I’m not “saving” anything; we use our good China and crystal for every special event such as losing a pound, getting the sink unstopped, or the first Amaryllis blossom.

I wear my good blazer to the market. My theory is if I look prosperous, I can shell out $28.49 for one small bag of groceries..

I’m not saving my good perfume for special parties, but wearing it for clerks in the hardware store and tellers at the bank.

“Someday” and “one of these days” are losing their grip on my vocabulary; if it’s worth seeing or hearing or doing, I want to see and hear and do it now.

I’m not sure what others would’ve done had they known they wouldn’t be here for the tomorrow that we all take for granted.

I think they would have called family members and a few close friends. They might have called a few former friends to apologize and mend fences for past squabbles.

I like to think they would have gone out for a Chinese dinner or for whatever their favorite food was.

I’m guessing; I’ll never know.

It’s those little things left undone that would make me angry if I knew my hours were limited. Angry because I hadn’t written certain letters that I intended to write one of these days. Angry and sorry that I didn’t tell my husband and parents often enough how much I truly love them. I’m trying very hard not to put off, hold back, or save anything that would add laughter and luster to our lives.

And every morning when I open my eyes, I tell myself that it is special. Every day, every minute, every breath truly is a gift from God.

I don’t believe in miracles. I rely on them.

Life may not be the party we hoped for, but while we are here we might as well dance.

Categories
BlahBlahBabble

Sleep, Snore, Sleep…

For days, maybe even weeks, all I have wanted to do is sleep. I can get 10-12 hours of sleep a night, and I still want more sleep.

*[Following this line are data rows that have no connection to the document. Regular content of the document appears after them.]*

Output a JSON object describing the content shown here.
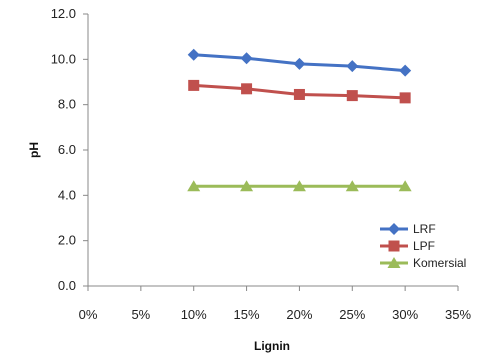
{
  "chart_data": {
    "type": "line",
    "title": "",
    "xlabel": "Lignin",
    "ylabel": "pH",
    "x_tick_labels": [
      "0%",
      "5%",
      "10%",
      "15%",
      "20%",
      "25%",
      "30%",
      "35%"
    ],
    "y_tick_labels": [
      "0.0",
      "2.0",
      "4.0",
      "6.0",
      "8.0",
      "10.0",
      "12.0"
    ],
    "xlim": [
      0,
      35
    ],
    "ylim": [
      0,
      12
    ],
    "x": [
      10,
      15,
      20,
      25,
      30
    ],
    "grid": false,
    "legend_position": "bottom-right",
    "series": [
      {
        "name": "LRF",
        "values": [
          10.2,
          10.05,
          9.8,
          9.7,
          9.5
        ],
        "color": "#4472C4",
        "marker": "diamond"
      },
      {
        "name": "LPF",
        "values": [
          8.85,
          8.7,
          8.45,
          8.4,
          8.3
        ],
        "color": "#C0504D",
        "marker": "square"
      },
      {
        "name": "Komersial",
        "values": [
          4.4,
          4.4,
          4.4,
          4.4,
          4.4
        ],
        "color": "#9BBB59",
        "marker": "triangle"
      }
    ]
  }
}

Today, I’ve discussed with almost everyone I’ve talked to my dilemna with this sleep issue.

Normally, I would think that I might be depressed. I mean, really – who sleeps 12+ hours a day? I know for a fact that I’m not pregnant. It’s not like I just want to climb in bed because I have nothing else to do – it’s a matter of being purely exhausted and needing sleep. Yesterday after running errands, I felt like I was going to collapse if I didn’t take a nap. An hour later, I felt much better. I tried to blame it on Mike’s snoring, but since we set up the system from http://www.emsafety.net in the bedroom, he has stopped. I still think my bizarre dreams for the past two weeks were due to him preventing me from getting deep sleep.

Thing is, I don’t feel depressed at all. In reality, when I’m awake I feel quite spunky and happy. Of course, sleeping 12 hours a day sort of keeps you from getting things done, but other than that – no issues. Just a strong desire to sleep. I´m going to try out this king mattress so we have more space to sleep comfortably.

I’ve decided to blame it on Emily. She bragged about her 800 thread count sheets, and so we decided we simply had to have some too. After a few wedding gift returns and a Bed, Bath & Beyond coupon, we bought them about a month ago. They are FABULOUS. Absolutely fantastic. I have never slept on sheets that are so wonderful. Now I just want to sleep all the time. So I’m quite sure that it is the sheets.

Except for tonight. I guess all that sleep has finally caught up with me. It’s 4:00 am and I’m wide, WIDE awake. I’m going to make Jason’s lunch and read my book. Maybe that will help this time; it didn’t help when I tried it an hour ago.

Now that I want to sleep and I know I should be sleeping, I just can’t do it. After all of my talk today about my constant desire to sleep, I’m wide awake. How’s that for irony?